He appeared entertained by her adamantine air. "Why not?"

"It isn't an absence of a week or two," she said, trying to show herself reasonable. "It will be six months before I am able to work again."

"A whole six months?"

She met the mockery in his tone with quiet determination. "I could not allow anyone to support me for that period. Do you not see that I must find something to do in order to remain happy?"

"Happy? You do not consider my side. Do you not see that a haggling calendar account of weeks and months is not applicable to such service as you render me? How would the satisfaction of saving the modest sum I pay you compare with that I should derive from enabling you to get well as rapidly as possible, untormented by painful necessities?"

There was a strange gleam in his eyes.
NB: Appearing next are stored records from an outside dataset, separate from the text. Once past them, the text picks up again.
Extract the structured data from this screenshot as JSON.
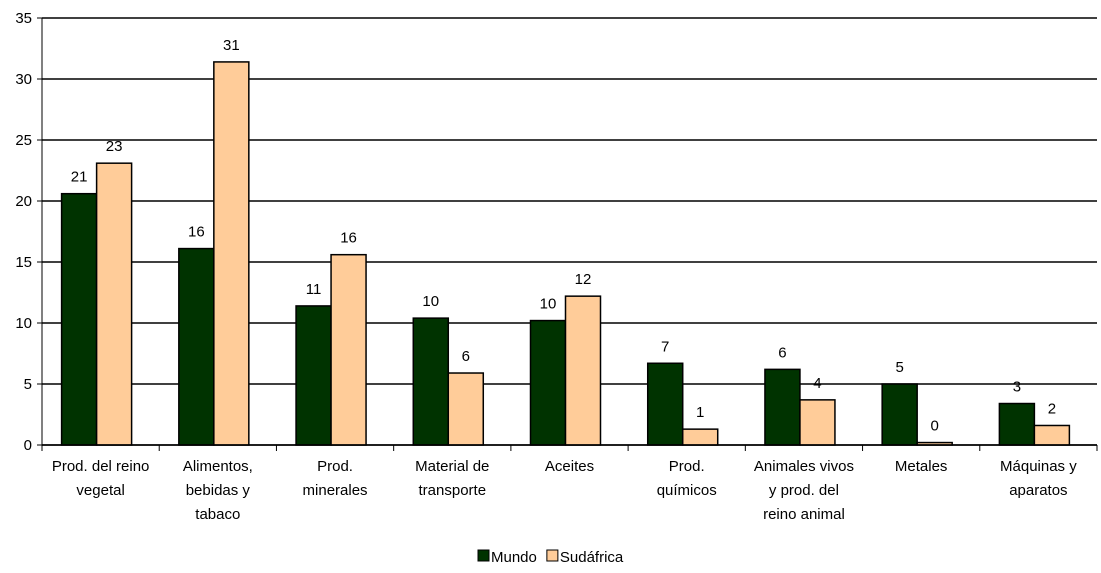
{
  "chart_data": {
    "type": "bar",
    "categories": [
      [
        "Prod. del reino",
        "vegetal"
      ],
      [
        "Alimentos,",
        "bebidas y",
        "tabaco"
      ],
      [
        "Prod.",
        "minerales"
      ],
      [
        "Material de",
        "transporte"
      ],
      [
        "Aceites"
      ],
      [
        "Prod.",
        "químicos"
      ],
      [
        "Animales vivos",
        "y prod. del",
        "reino animal"
      ],
      [
        "Metales"
      ],
      [
        "Máquinas y",
        "aparatos"
      ]
    ],
    "series": [
      {
        "name": "Mundo",
        "color": "#003300",
        "values": [
          20.6,
          16.1,
          11.4,
          10.4,
          10.2,
          6.7,
          6.2,
          5.0,
          3.4
        ],
        "value_labels": [
          "21",
          "16",
          "11",
          "10",
          "10",
          "7",
          "6",
          "5",
          "3"
        ]
      },
      {
        "name": "Sudáfrica",
        "color": "#ffcc99",
        "values": [
          23.1,
          31.4,
          15.6,
          5.9,
          12.2,
          1.3,
          3.7,
          0.2,
          1.6
        ],
        "value_labels": [
          "23",
          "31",
          "16",
          "6",
          "12",
          "1",
          "4",
          "0",
          "2"
        ]
      }
    ],
    "ylim": [
      0,
      35
    ],
    "yticks": [
      0,
      5,
      10,
      15,
      20,
      25,
      30,
      35
    ],
    "grid": true,
    "legend": "bottom"
  }
}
She looked at him wonderingly. His rhetoric troubled her, and by dint of it he had managed to make her scruples seem ungenerous. But she was unconvinced.

"You would be obliged to pay someone else," she replied with cruel practicality.

"Enough of this," he said, impetuously. "It is absurd. I have something very different at heart. When I spoke of your future just now, Constance, it was to tell you that I have come here, to-night, to ask you to be my wife—to say to you that I love you devotedly and cannot live without you. This is my errand. It is not friendship I offer, it is not pity, it is not esteem for your gentle, strong soul, it is passionate human love."

He paused and there was profound silence in the darkened room where they could scarcely see each other's faces. Constance trembled like a leaf. In a moment the whole card-board house of sisterly affection fell about her ears, and she knew the truth. These were the sweetest words she had ever listened to, though they stabbed her like a knife. "Oh!" she whispered, "Oh!"

"Is it such a surprise, Constance?" he murmured, ascribing her accents of dismay to that source. "You must have known you were very dear to me."